5 Startups I Would Never Invest In

Dustin Lien
April 17, 2015

I’m not much of an investor, but if I was, there are certain criteria I would look for before putting my money into the hands of a new company.

I would study the founder and the management team, and what his strengths and weaknesses are. I would look for a high level of past experience in a similar field, and study the company financials. I would look for a very strong product/market fit, and ensure high levels of intelligence and ambition. I would look for a well-structured plan of action with streamlined processes and procedures.

All of that being said, here are 5 companies I would never invest in:

Company #1

• Founder dropped out of school in 6th grade. His work experience includes being a farmhand, a railroad worker, an insurance salesman, a tire salesman, a gas station operator, and a failed restaurant owner.
• The founder is 65 years old, and claims to have a good chicken recipe. He wants to try franchising.

Company #2

• Founder graduated from the Tokyo College of Commerce. His work experience includes being a professor of economics at Kyoto Sericulture Technical High School.
• The founder is 55 years old, and wants to start a real estate business.

Company #3

• Founder dropped out of school at 16. His work experience includes working as an ambulance driver and a newspaper artist.
• The founder is 20 years old, and wants to start an animation studio.

Company #4

• Founder’s work experience includes working on a whaling ship, and failing at 4 attempts with owning a retail store.
• The founder is 36 years old, and wants to open a new retail store.

Company #5

• Founder studied furniture and interior design at the Royal College of Art. His work experience includes a small invention while in college.
• The founder is 36 years old, and wants to start a vacuum cleaner business.
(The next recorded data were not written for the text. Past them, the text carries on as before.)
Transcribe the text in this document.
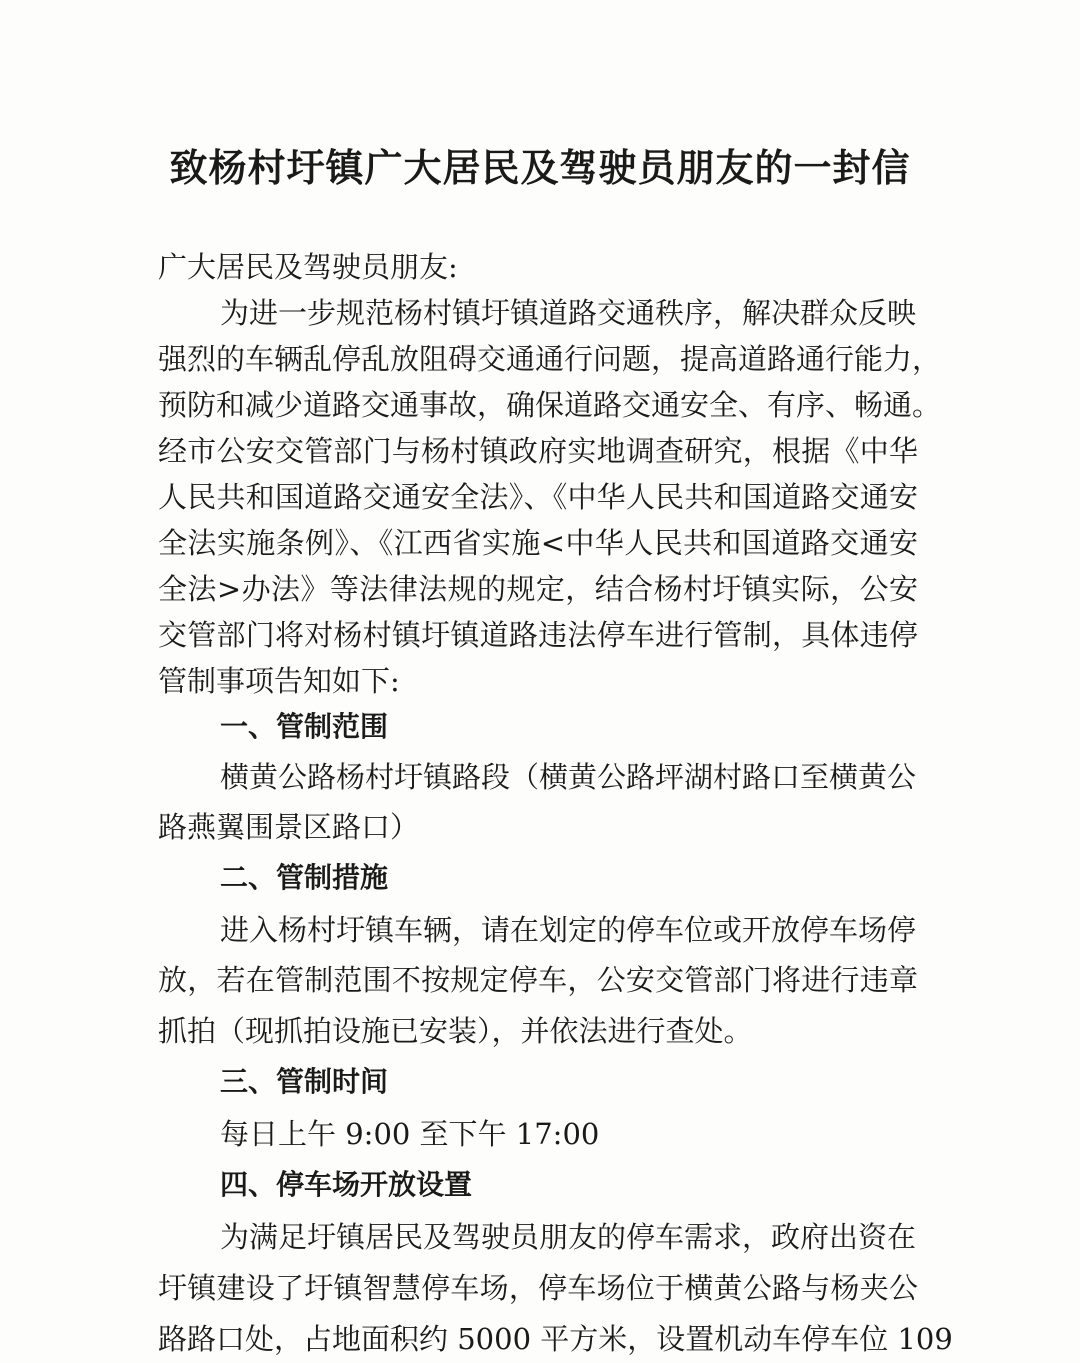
致杨村圩镇广大居民及驾驶员朋友的一封信
广大居民及驾驶员朋友:
为进一步规范杨村镇圩镇道路交通秩序，解决群众反映
强烈的车辆乱停乱放阻碍交通通行问题，提高道路通行能力，
预防和减少道路交通事故，确保道路交通安全、有序、畅通。
经市公安交管部门与杨村镇政府实地调查研究，根据《中华
人民共和国道路交通安全法》、《中华人民共和国道路交通安
全法实施条例》、《江西省实施<中华人民共和国道路交通安
全法>办法》等法律法规的规定，结合杨村圩镇实际，公安
交管部门将对杨村镇圩镇道路违法停车进行管制，具体违停
管制事项告知如下:
一、管制范围
横黄公路杨村圩镇路段（横黄公路坪湖村路口至横黄公
路燕翼围景区路口）
二、管制措施
进入杨村圩镇车辆，请在划定的停车位或开放停车场停
放，若在管制范围不按规定停车，公安交管部门将进行违章
抓拍（现抓拍设施已安装），并依法进行查处。
三、管制时间
每日上午 9:00 至下午 17:00
四、停车场开放设置
为满足圩镇居民及驾驶员朋友的停车需求，政府出资在
圩镇建设了圩镇智慧停车场，停车场位于横黄公路与杨夹公
路路口处，占地面积约 5000 平方米，设置机动车停车位 109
Sounds like a bunch of duds to me.

I would never invest in them, and nobody else initially did either.

These companies/founders I just described are:

Company #1: Harland Sanders (Kentucky Fried Chicken)
9 years after starting the company, he sold his interest for $2 Million.

Company #2: Taikichiro Mori, two-time richest man in the world (Mori Building Company)
Despite starting his real estate career at 55 with no prior experience, he built his worth well into the $10 Billions.

Company #3: Walt Disney (The Walt Disney Company)
One of Walt Disney’s employers told him he lacked imagination. He was laughed at when he announced he was creating the first full-length animated musical feature (during a depression, too), Snow White. Disney is now worth over $100 Billion.

Company #4: Rowland Hussey Macy, Sr. (Macy’s)

Sometimes you have to fail to learn what not to do. After a few failed retail attempts, Macy’s was born. It is now worth over $20 Billion.

Company #5: James Dyson (Dyson)

Dyson was determined to design the first ever vacuum cleaner that would not lose suction as it picked up dirt. He failed with the first 5,127 prototypes. James Dyson is now worth over $4 Billion.

It’s easy to get caught up in the startup game and give authority to other people to tell us if our ideas are good or bad, if our education was enough, if our connections and work history are enough, if our age is optimal, if we have what it takes or not to be successful. What separates these 5 people from 99% of the population who have dreams of following a passion or starting a business, is that instead of focusing on what other people or social norms may have told them, they believed in themselves. That’s not always enough to be successful, but without it you don’t have a chance.

I would never have invested in those companies or people, but they invested in themselves. Always bet on yourself to win.